CMStatistics 2018: Start Registration
View Submission - CMStatistics
Title: Machine learning methods for initial orthonormal basis selection for functional data Authors:  Heddy Bellout - Lund University (Sweden) [presenting]
Krzysztof Podgorski - Lund University (Sweden)
Abstract: In most current implementations of the functional data methods, the effect of the initial choice of an orthonormal basis that is used to analyze data is typically has not been studied. As a result, trigonometric (Fourier), wavelet, or polynomial bases are most popularly used by default. No formal criteria are developed to give a researcher indication which of the bases is preferable for initial transformation of the data. On the other hand it is well known that the choice of the basis affects efficiency in retrieving stochastic structure of a studied model. A classical result in this context is the Karhunen-Loeve expansion of the covariance.
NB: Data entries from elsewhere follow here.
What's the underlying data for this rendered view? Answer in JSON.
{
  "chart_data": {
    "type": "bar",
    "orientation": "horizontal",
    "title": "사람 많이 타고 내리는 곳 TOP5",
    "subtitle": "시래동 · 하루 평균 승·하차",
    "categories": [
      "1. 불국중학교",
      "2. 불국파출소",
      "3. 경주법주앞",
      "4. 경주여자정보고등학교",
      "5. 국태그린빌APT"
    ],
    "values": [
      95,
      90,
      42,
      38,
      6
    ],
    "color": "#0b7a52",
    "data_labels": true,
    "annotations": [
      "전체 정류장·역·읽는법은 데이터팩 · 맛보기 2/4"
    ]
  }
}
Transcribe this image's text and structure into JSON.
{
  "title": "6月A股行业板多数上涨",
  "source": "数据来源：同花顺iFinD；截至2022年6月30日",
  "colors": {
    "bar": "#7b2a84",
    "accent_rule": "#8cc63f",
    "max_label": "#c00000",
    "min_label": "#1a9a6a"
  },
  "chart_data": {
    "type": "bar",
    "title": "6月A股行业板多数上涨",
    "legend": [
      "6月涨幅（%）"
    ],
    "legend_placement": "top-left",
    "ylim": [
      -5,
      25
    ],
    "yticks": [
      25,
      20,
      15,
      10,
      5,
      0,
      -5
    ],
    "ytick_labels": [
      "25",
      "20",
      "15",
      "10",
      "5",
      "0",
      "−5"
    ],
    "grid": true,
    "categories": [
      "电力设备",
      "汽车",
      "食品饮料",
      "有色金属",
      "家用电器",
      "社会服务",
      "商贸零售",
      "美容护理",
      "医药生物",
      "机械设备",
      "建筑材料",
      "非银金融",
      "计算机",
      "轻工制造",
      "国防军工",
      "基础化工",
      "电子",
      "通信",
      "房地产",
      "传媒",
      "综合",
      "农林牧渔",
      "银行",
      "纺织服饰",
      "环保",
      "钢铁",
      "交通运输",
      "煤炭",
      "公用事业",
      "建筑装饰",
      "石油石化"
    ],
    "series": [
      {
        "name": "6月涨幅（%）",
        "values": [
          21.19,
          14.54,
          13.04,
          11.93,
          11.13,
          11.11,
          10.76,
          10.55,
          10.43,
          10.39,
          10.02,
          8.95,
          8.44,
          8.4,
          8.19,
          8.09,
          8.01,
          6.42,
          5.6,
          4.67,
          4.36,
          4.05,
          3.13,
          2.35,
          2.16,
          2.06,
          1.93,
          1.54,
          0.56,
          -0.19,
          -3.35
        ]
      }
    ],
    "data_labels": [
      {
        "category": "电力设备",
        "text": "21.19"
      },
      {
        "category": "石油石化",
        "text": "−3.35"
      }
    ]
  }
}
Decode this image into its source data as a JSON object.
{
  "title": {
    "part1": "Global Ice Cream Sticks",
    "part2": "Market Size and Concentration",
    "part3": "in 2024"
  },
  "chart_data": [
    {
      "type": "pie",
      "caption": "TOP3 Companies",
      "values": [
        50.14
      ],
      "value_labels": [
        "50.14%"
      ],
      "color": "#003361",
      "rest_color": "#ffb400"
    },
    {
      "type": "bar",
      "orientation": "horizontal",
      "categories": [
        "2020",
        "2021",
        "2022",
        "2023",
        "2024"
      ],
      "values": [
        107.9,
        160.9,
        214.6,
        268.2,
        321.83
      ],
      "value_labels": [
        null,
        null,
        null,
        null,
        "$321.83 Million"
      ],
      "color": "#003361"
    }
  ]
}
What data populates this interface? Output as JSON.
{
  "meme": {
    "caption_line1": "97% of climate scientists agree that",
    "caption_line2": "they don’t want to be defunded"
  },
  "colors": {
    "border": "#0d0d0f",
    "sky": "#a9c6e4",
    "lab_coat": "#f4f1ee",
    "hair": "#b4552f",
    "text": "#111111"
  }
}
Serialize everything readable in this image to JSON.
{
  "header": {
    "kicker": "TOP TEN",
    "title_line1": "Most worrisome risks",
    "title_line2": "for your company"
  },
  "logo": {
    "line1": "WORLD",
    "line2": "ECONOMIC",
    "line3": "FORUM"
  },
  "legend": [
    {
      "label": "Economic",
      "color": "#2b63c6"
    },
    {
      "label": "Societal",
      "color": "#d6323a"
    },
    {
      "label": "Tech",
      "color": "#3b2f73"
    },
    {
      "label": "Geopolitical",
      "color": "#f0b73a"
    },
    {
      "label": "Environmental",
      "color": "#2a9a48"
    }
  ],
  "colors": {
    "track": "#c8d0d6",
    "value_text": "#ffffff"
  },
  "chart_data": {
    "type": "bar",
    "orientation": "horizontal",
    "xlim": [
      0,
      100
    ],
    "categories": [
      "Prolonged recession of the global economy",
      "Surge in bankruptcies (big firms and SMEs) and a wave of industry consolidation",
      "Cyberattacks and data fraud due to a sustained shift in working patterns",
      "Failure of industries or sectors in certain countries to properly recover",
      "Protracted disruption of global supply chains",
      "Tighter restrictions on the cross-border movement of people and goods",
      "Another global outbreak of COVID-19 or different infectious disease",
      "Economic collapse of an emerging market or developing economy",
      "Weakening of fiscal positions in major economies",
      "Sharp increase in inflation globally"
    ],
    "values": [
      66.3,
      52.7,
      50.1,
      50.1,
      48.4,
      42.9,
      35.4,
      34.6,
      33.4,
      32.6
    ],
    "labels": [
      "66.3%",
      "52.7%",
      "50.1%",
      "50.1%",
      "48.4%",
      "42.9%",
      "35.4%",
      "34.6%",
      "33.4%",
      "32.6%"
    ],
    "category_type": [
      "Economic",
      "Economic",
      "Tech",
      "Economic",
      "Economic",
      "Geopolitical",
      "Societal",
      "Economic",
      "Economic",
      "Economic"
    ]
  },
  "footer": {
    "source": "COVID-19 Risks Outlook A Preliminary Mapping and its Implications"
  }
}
The basis associated with this expansion has the optimality in the total mean square error sense. We will propose quantitative criteria in terms of the computational efficiency and the mean square error that will allow for comparison performances of different bases in a given problem. The convenience of a priori chosen orthonormal basis is mostly mathematical, however typically for a given functional data set it maybe computationally more effective to work with a data driven basis. We plan to implement machine learning algorithms for the choice of basis uniformly for all samples and study its efficiency against arbitrary choice of the basis. The optimality criterion, like the total mean square error, discussed above would be utilized, both in the learning algorithms, and in comparison studies.